The concrete at the first of the pour was set to the point I could run the saw on the surface without marring the finish. The saw, which was common at the time, was a 65 horsepower saw manufactured by Target. Self propelled, heavy, awkward and loud was the only way to describe the saw. The big Wisconsin engine had it's own peculiar bellow that was unmistakable. To this day, I could pick the saw out with my eyes closed. 

I propelled the saw to the first joint location. Stopping the engine, I placed the diamond blade on the arbor. The 14 inch blade was heavy, and had signs of wear. The diamond segments were half worn, but the blade would last for a few pours, if I insured the right amount of water was on the blade and didn't try to "bulldog" the saw. Low water, or pushing the blade would cause the blade to wear too fast, which meant hundreds of dollars were wasted by a negligent sawyer.

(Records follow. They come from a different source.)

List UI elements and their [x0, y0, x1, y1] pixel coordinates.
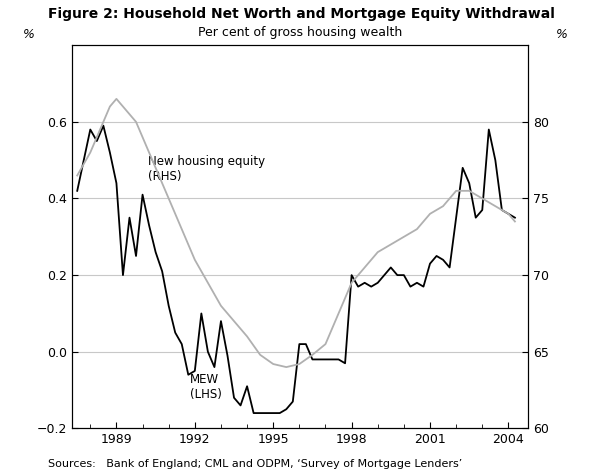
Text: MEW
(LHS): MEW (LHS) [190, 373, 221, 401]
Text: Figure 2: Household Net Worth and Mortgage Equity Withdrawal: Figure 2: Household Net Worth and Mortga… [48, 7, 555, 21]
Text: Per cent of gross housing wealth: Per cent of gross housing wealth [198, 26, 402, 39]
Text: %: % [556, 28, 568, 40]
Text: Sources:   Bank of England; CML and ODPM, ‘Survey of Mortgage Lenders’: Sources: Bank of England; CML and ODPM, … [48, 459, 462, 469]
Text: %: % [23, 28, 35, 40]
Text: New housing equity
(RHS): New housing equity (RHS) [148, 155, 265, 183]
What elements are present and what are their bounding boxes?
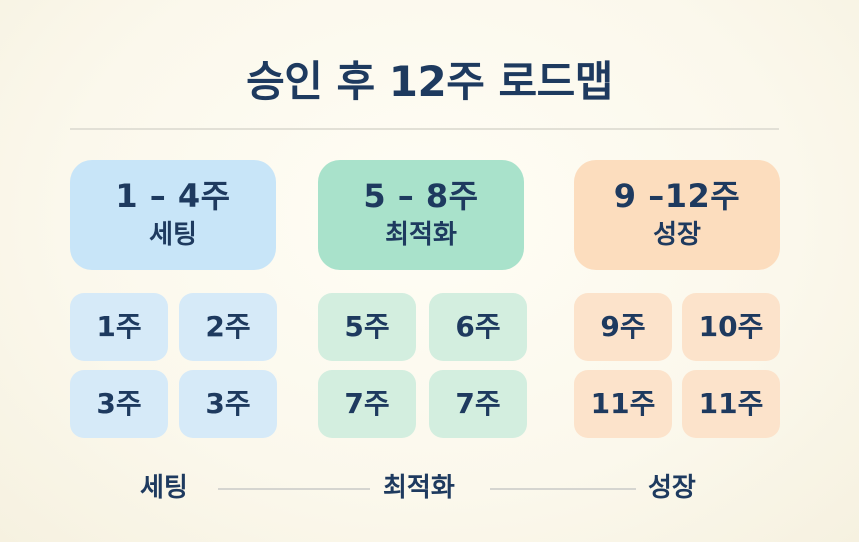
phase-name: 최적화: [385, 220, 457, 250]
phase-header-setup: 1 – 4주 세팅: [70, 160, 276, 270]
phase-range: 1 – 4주: [115, 177, 231, 215]
week-tile: 6주: [429, 293, 527, 361]
week-tile: 1주: [70, 293, 168, 361]
footer-label-setup: 세팅: [140, 473, 188, 503]
phase-name: 세팅: [149, 220, 197, 250]
phase-header-growth: 9 –12주 성장: [574, 160, 780, 270]
week-tile: 5주: [318, 293, 416, 361]
week-tile: 2주: [179, 293, 277, 361]
week-tile: 10주: [682, 293, 780, 361]
footer-label-growth: 성장: [648, 473, 696, 503]
footer-label-optimize: 최적화: [383, 473, 455, 503]
phase-name: 성장: [653, 220, 701, 250]
week-tile: 11주: [574, 370, 672, 438]
phase-header-optimize: 5 – 8주 최적화: [318, 160, 524, 270]
timeline-connector: [218, 488, 370, 490]
week-tile: 11주: [682, 370, 780, 438]
title-divider: [70, 128, 779, 130]
timeline-connector: [490, 488, 636, 490]
phase-range: 9 –12주: [613, 177, 741, 215]
week-tile: 7주: [429, 370, 527, 438]
week-tile: 7주: [318, 370, 416, 438]
week-tile: 3주: [179, 370, 277, 438]
week-tile: 3주: [70, 370, 168, 438]
page-title: 승인 후 12주 로드맵: [246, 57, 613, 106]
phase-range: 5 – 8주: [363, 177, 479, 215]
week-tile: 9주: [574, 293, 672, 361]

I hooked the water line to the saw, opened the valve on the water truck pulled next to the pavement, started the saw, adjusted the throttle and pushed the control to lower the blade to the pavement. I was not in line, so I wrestled the heavy saw back and forth until the blade was right over the line. I opened the water valve on the saw and lowered the blade to touching the pavement. Adjusting the gauge, I lowered the blade to two inches and eased the direction control forward. I was now a sawyer, whether I liked it or not. Considering I had 1000 feet of paving to saw, with the paving joints every 15 feet across the 12 feet of paving, it was time for me to get busy. I worked until dark and finished the next morning.

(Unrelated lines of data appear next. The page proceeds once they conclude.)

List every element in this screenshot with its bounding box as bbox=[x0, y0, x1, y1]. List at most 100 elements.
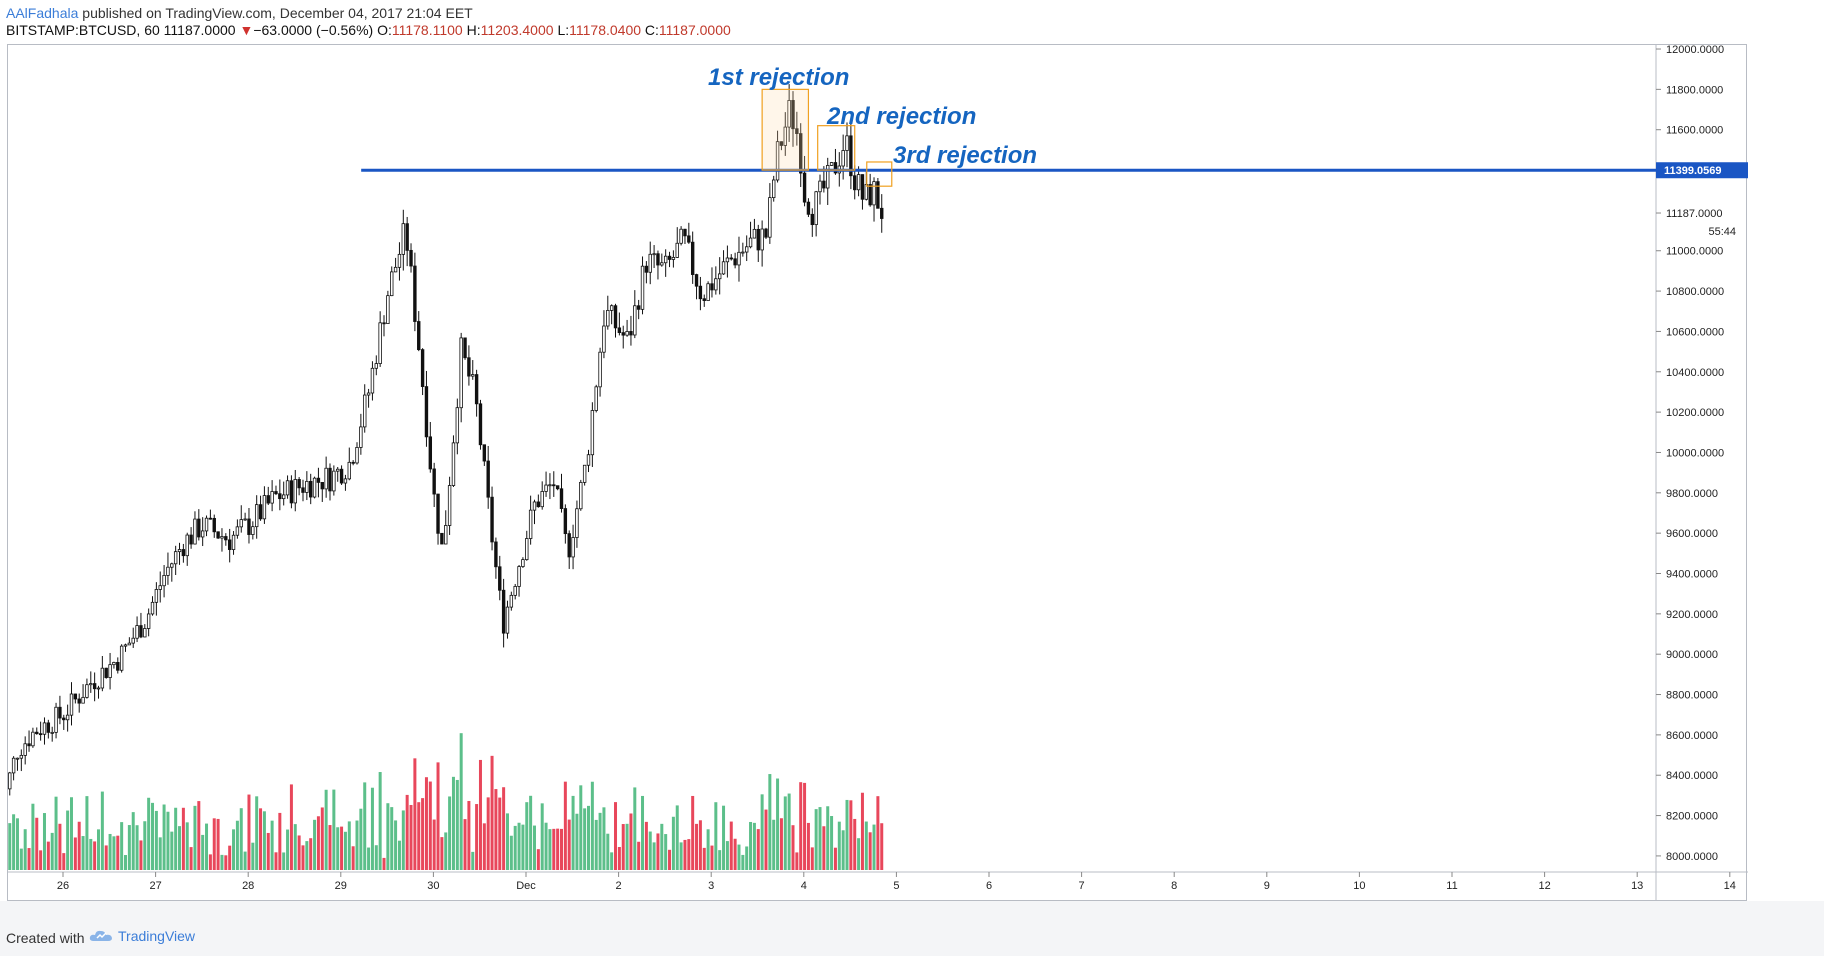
volume-bar-down bbox=[644, 821, 648, 870]
rejection-box-3 bbox=[866, 161, 893, 187]
tradingview-link[interactable]: TradingView bbox=[88, 928, 195, 944]
candle-up bbox=[254, 504, 259, 528]
volume-bar-down bbox=[756, 829, 760, 870]
volume-bar-up bbox=[81, 836, 85, 870]
volume-bar-up bbox=[154, 810, 158, 870]
x-tick-label: 29 bbox=[335, 880, 347, 892]
author-link[interactable]: AAlFadhala bbox=[6, 5, 79, 21]
volume-bar-down bbox=[104, 845, 108, 870]
candle-up bbox=[532, 501, 537, 511]
open-label: O: bbox=[377, 22, 392, 38]
volume-bar-down bbox=[880, 823, 884, 870]
x-tick-label: 9 bbox=[1264, 880, 1270, 892]
volume-bar-down bbox=[421, 798, 425, 870]
volume-bar-up bbox=[220, 854, 224, 870]
candle-down bbox=[702, 298, 706, 301]
volume-bar-down bbox=[695, 823, 699, 870]
candle-up bbox=[281, 494, 286, 500]
candle-up bbox=[343, 478, 348, 484]
volume-bar-up bbox=[42, 813, 46, 870]
volume-bar-up bbox=[641, 795, 645, 870]
volume-bar-up bbox=[768, 774, 772, 870]
candle-down bbox=[795, 128, 799, 134]
y-tick-label: 8000.0000 bbox=[1666, 851, 1718, 863]
volume-bar-down bbox=[208, 854, 212, 870]
candle-up bbox=[100, 667, 105, 689]
candle-up bbox=[19, 754, 24, 759]
candle-down bbox=[644, 265, 649, 273]
candle-up bbox=[193, 518, 197, 545]
volume-bar-down bbox=[656, 833, 660, 870]
candle-up bbox=[370, 367, 375, 394]
candle-up bbox=[586, 454, 591, 466]
candle-down bbox=[833, 162, 838, 174]
y-tick-label: 9400.0000 bbox=[1666, 569, 1718, 581]
candle-down bbox=[316, 477, 321, 483]
volume-bar-down bbox=[486, 797, 490, 870]
candle-down bbox=[849, 135, 853, 177]
volume-bar-down bbox=[436, 762, 440, 870]
y-tick-label: 8400.0000 bbox=[1666, 770, 1718, 782]
volume-bar-up bbox=[725, 841, 729, 870]
x-tick-label: 6 bbox=[986, 880, 992, 892]
candle-up bbox=[451, 442, 456, 486]
volume-bar-down bbox=[559, 828, 563, 870]
candle-down bbox=[35, 731, 39, 735]
candle-up bbox=[200, 530, 205, 538]
volume-bar-down bbox=[490, 755, 494, 870]
volume-bar-up bbox=[305, 841, 309, 870]
volume-bar-down bbox=[58, 823, 62, 870]
candle-up bbox=[737, 251, 741, 266]
candle-up bbox=[752, 228, 757, 239]
candle-up bbox=[162, 575, 166, 587]
volume-bar-up bbox=[718, 850, 722, 870]
volume-bar-down bbox=[779, 818, 783, 870]
candle-down bbox=[77, 698, 81, 704]
candle-up bbox=[96, 687, 101, 690]
open-value: 11178.1100 bbox=[391, 22, 463, 38]
volume-bar-down bbox=[181, 807, 185, 870]
y-tick-label: 10800.0000 bbox=[1666, 286, 1724, 298]
volume-bar-down bbox=[806, 822, 810, 870]
candle-down bbox=[501, 589, 506, 634]
candle-up bbox=[220, 536, 224, 539]
volume-bar-up bbox=[363, 782, 367, 870]
volume-bar-down bbox=[247, 794, 251, 870]
volume-bar-down bbox=[556, 828, 560, 870]
chart-pane[interactable]: 12000.000011800.000011600.000011400.0000… bbox=[7, 44, 1748, 902]
volume-bar-up bbox=[776, 778, 780, 870]
candle-down bbox=[289, 480, 294, 504]
candle-up bbox=[336, 468, 340, 472]
volume-bar-up bbox=[69, 797, 73, 870]
close-value: 11187.0000 bbox=[658, 22, 731, 38]
volume-bar-up bbox=[370, 787, 374, 870]
volume-bar-down bbox=[803, 782, 807, 870]
volume-bar-up bbox=[12, 814, 16, 870]
candle-down bbox=[224, 536, 228, 541]
volume-bar-down bbox=[621, 824, 625, 870]
volume-bar-up bbox=[374, 845, 378, 870]
volume-bar-up bbox=[517, 822, 521, 870]
volume-bar-up bbox=[587, 805, 591, 870]
candle-down bbox=[613, 305, 618, 329]
candle-up bbox=[660, 262, 664, 266]
volume-bar-down bbox=[228, 845, 232, 870]
volume-bar-down bbox=[259, 808, 263, 870]
candle-up bbox=[652, 253, 656, 256]
candle-down bbox=[104, 667, 108, 678]
candle-up bbox=[89, 683, 93, 686]
y-tick-label: 8800.0000 bbox=[1666, 690, 1718, 702]
volume-bar-down bbox=[35, 817, 39, 870]
candle-up bbox=[714, 278, 718, 291]
price-chart[interactable]: 12000.000011800.000011600.000011400.0000… bbox=[8, 45, 1748, 902]
candle-up bbox=[513, 586, 517, 596]
volume-bar-up bbox=[625, 823, 629, 870]
volume-bar-up bbox=[251, 842, 255, 870]
volume-bar-up bbox=[741, 854, 745, 870]
x-tick-label: Dec bbox=[516, 880, 536, 892]
volume-bar-up bbox=[397, 840, 401, 870]
volume-bar-down bbox=[73, 837, 77, 870]
candle-up bbox=[528, 509, 533, 539]
candle-down bbox=[868, 184, 872, 206]
y-tick-label: 10200.0000 bbox=[1666, 407, 1724, 419]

Over time, I learned how to speed up the process. The saw became more familiar and I learned shortcuts for sawing. The saw became a cumbersome appendage, which I would move without thought. The mindless repetition of sawing allowed hours of time to think, so the distraction of sawing was soon eliminated by instinct. I became an expert, which has it's good points, but it was tedious, which is not my strong point. Sawing became drudgery and the only thing I liked was the overtime. 

I eventually taught someone else to run the saw. There was a bridge to build and I had the most experience with such things, so my sawing days ended until years later on other projects. It's an honorable trade and the pay is good if you have the experience, but sawing always involves long, strange hours. I know some that relish the job and they're poetry motion while they saw. Me, it's not my favorite, but I know that it's a skill I can still peddle if required.  Hopefully, I never have to make that decision.

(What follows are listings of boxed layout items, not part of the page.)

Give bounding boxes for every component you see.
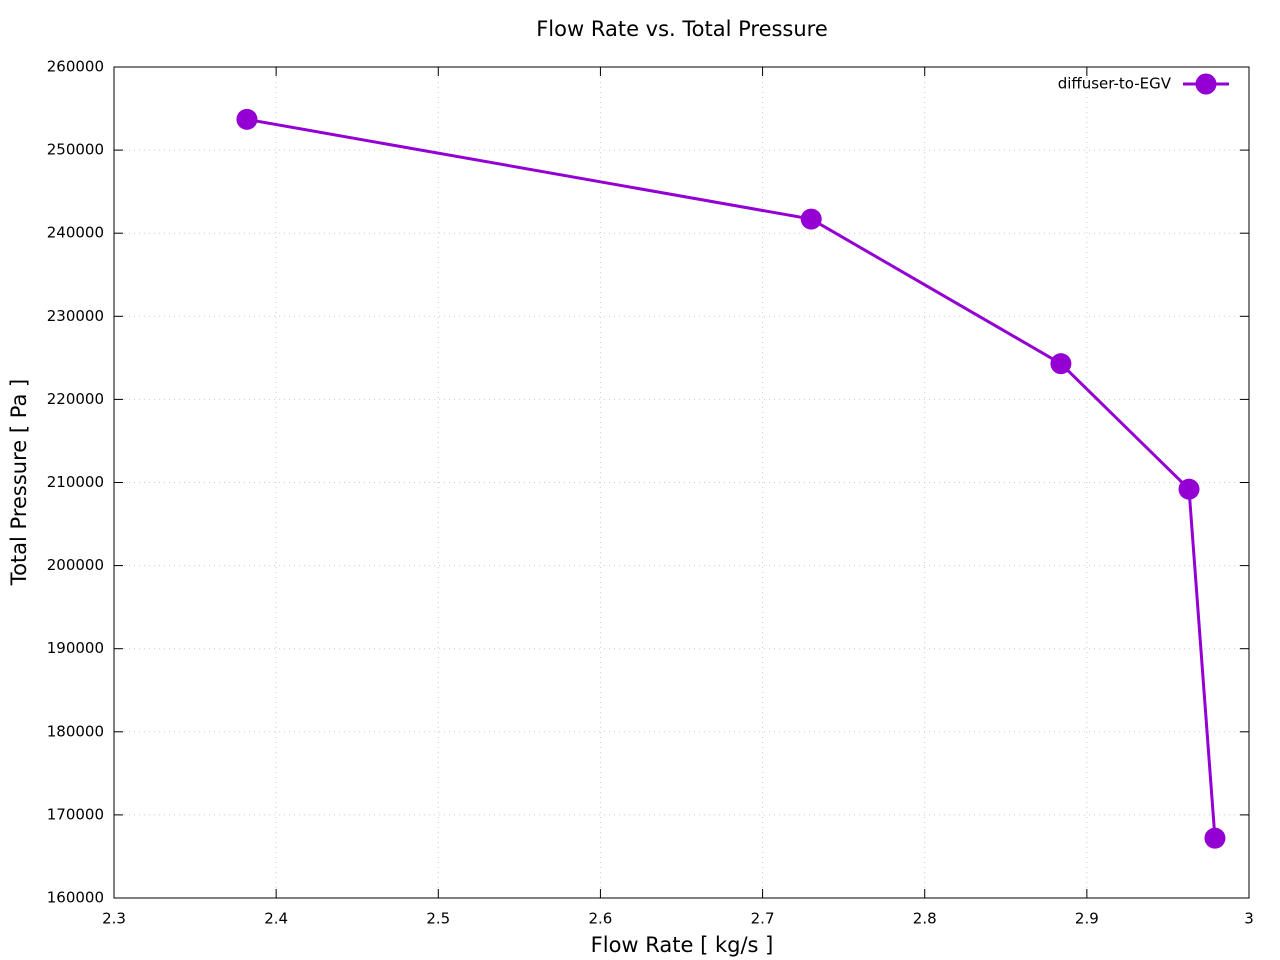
x-tick-label: 2.3	[102, 910, 126, 928]
legend-label: diffuser-to-EGV	[1058, 75, 1172, 93]
y-axis-label: Total Pressure [ Pa ]	[7, 379, 31, 586]
y-tick-label: 260000	[47, 58, 104, 76]
y-tick-label: 250000	[47, 141, 104, 159]
x-tick-label: 2.9	[1075, 910, 1099, 928]
x-axis-label: Flow Rate [ kg/s ]	[591, 933, 774, 957]
x-tick-label: 2.5	[426, 910, 450, 928]
y-tick-label: 230000	[47, 307, 104, 325]
chart-title: Flow Rate vs. Total Pressure	[536, 17, 828, 41]
y-tick-label: 190000	[47, 639, 104, 657]
y-tick-label: 200000	[47, 556, 104, 574]
x-tick-label: 2.8	[913, 910, 937, 928]
legend-marker	[1195, 73, 1217, 95]
y-tick-label: 170000	[47, 805, 104, 823]
x-tick-label: 2.6	[588, 910, 612, 928]
y-tick-label: 240000	[47, 224, 104, 242]
plot-frame	[113, 66, 1250, 899]
data-point	[1204, 827, 1226, 849]
y-tick-label: 210000	[47, 473, 104, 491]
x-tick-label: 3	[1244, 910, 1254, 928]
data-point	[1178, 478, 1200, 500]
data-point	[236, 108, 258, 130]
y-tick-label: 180000	[47, 722, 104, 740]
x-tick-label: 2.4	[264, 910, 288, 928]
x-tick-label: 2.7	[751, 910, 775, 928]
y-tick-label: 160000	[47, 889, 104, 907]
y-tick-label: 220000	[47, 390, 104, 408]
data-point	[800, 208, 822, 230]
data-point	[1050, 353, 1072, 375]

  1. Running almost any kind of equipment that requires skill does tend to separate the artists from the mere operators. Forklifts, articulated end loaders, skid steers, road graders and any other kind of construction or farm equipment have their experts, and if ya watch 'em, they can easily be picked out. They're the ones who get the job done with far less time and effort, without abusing the equipment, and often with an artistic flair.

    I haul tanks for a living, and often our oilfield products include walkway and stair kits to mount on the sides, hauled broken down. We have "bolt kits" which are Tyvex bags of nuts and bolts used to put the erector set stuff together. There was an ol' boy that unloaded me with a big articulated Cat end loader fitted with forks in Oklahoma that had mad skilz. He picked up my walkways, but the bolt bag slid off it's perch halfway across the yard. I started walking over to pick it up to give to him, but he motioned me to stop. He actually picked up that bag by sliding one fork under it and then in one continuous motion transferred to the top of the fork. He then ran across the yard and dropped it back on the walkway.

    Had I tried that, I'd either have smeared that bag and bolts all over the yard, or dug a trench and perhaps managed to carry the bag with all the dirt and rocks. This guy was good!

  2. I watched an excavator operator pick up a dime, with less than a cup of dirt, to win a bet. It turned out to be a sucker bet since he could probably perform the trick with his eyes closed.